Hosting it in one company’s location was not an option because of multiple reasons:

  • no competence in how to professionally host, maintain and secure such a service
  • costs would be higher if one did manage to provide such a server compared to using a service such as BitBucket
  • people don’t need a VPN connection (which is a hassle for most people)
    But in the end, I still believe that properly securing and maintaining such a service should not rely on a handfull of IT crowds in a company. There are other services with people much more competent in doing this. And their jobs rely on them doing it well.

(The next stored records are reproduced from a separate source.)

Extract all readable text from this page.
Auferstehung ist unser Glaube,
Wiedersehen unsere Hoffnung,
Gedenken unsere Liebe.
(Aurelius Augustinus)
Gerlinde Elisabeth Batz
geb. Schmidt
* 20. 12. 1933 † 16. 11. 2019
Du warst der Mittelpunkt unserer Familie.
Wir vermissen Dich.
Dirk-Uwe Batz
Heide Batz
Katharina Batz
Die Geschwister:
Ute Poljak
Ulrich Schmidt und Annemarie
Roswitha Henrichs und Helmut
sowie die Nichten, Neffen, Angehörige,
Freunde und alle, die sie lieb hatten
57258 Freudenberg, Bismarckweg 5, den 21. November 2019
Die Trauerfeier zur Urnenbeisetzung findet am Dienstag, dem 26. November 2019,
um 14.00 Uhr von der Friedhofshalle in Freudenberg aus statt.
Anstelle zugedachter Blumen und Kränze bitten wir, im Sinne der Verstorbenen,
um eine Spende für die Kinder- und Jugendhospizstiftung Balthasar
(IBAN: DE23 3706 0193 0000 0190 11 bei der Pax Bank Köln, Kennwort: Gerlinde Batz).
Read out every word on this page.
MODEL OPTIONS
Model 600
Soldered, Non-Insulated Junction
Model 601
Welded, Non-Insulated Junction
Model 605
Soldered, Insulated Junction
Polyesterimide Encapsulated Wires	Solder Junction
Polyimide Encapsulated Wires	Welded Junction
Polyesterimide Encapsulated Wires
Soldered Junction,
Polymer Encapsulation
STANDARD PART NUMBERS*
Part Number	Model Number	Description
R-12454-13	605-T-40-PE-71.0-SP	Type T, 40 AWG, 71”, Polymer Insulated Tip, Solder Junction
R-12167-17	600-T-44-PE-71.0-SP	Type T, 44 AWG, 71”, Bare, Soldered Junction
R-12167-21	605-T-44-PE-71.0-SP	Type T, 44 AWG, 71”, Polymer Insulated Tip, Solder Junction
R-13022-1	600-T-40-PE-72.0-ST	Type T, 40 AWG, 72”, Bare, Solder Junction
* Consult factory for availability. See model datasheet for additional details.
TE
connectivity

I am a little bit torn on this one. Getting a working lib directory without some kind of dependency management software like maven or gradle might be a tedious task in bigger projects, so I very much like the declarative style of managing dependencies (and their transitive dependencies). On the other hand I tried to work on a private project while travelling by train which I didn’t work on my notebook before. It took me 2h to get it to compile, because I only could download dependencies while staying long enough in a train station :confused:

Also the size of binary files do matter for some setups. Plain git for example creates full copies of binary files on commit and to make matters worse it also checks out the complete repository inclusive history and all branches of a project on fresh clone. So even deleting a binary file (without deleting it’s history) won’t help much. I also worked as a DevOp for a very large german company and disk space was very expensive in their infrastructure.

I worked with both - lib folders and maven/gradle dependencies - in the past. Both work, but I usually prefer the dependency style over the lib folder. But since over the last 10 years I was the person that designed, audited and fixed build systems using ant, maven, gradle and jenkins (putting poorly written Jenkinsfiles in the mix is even more fun) for multiple dev teams, I am a bit biased.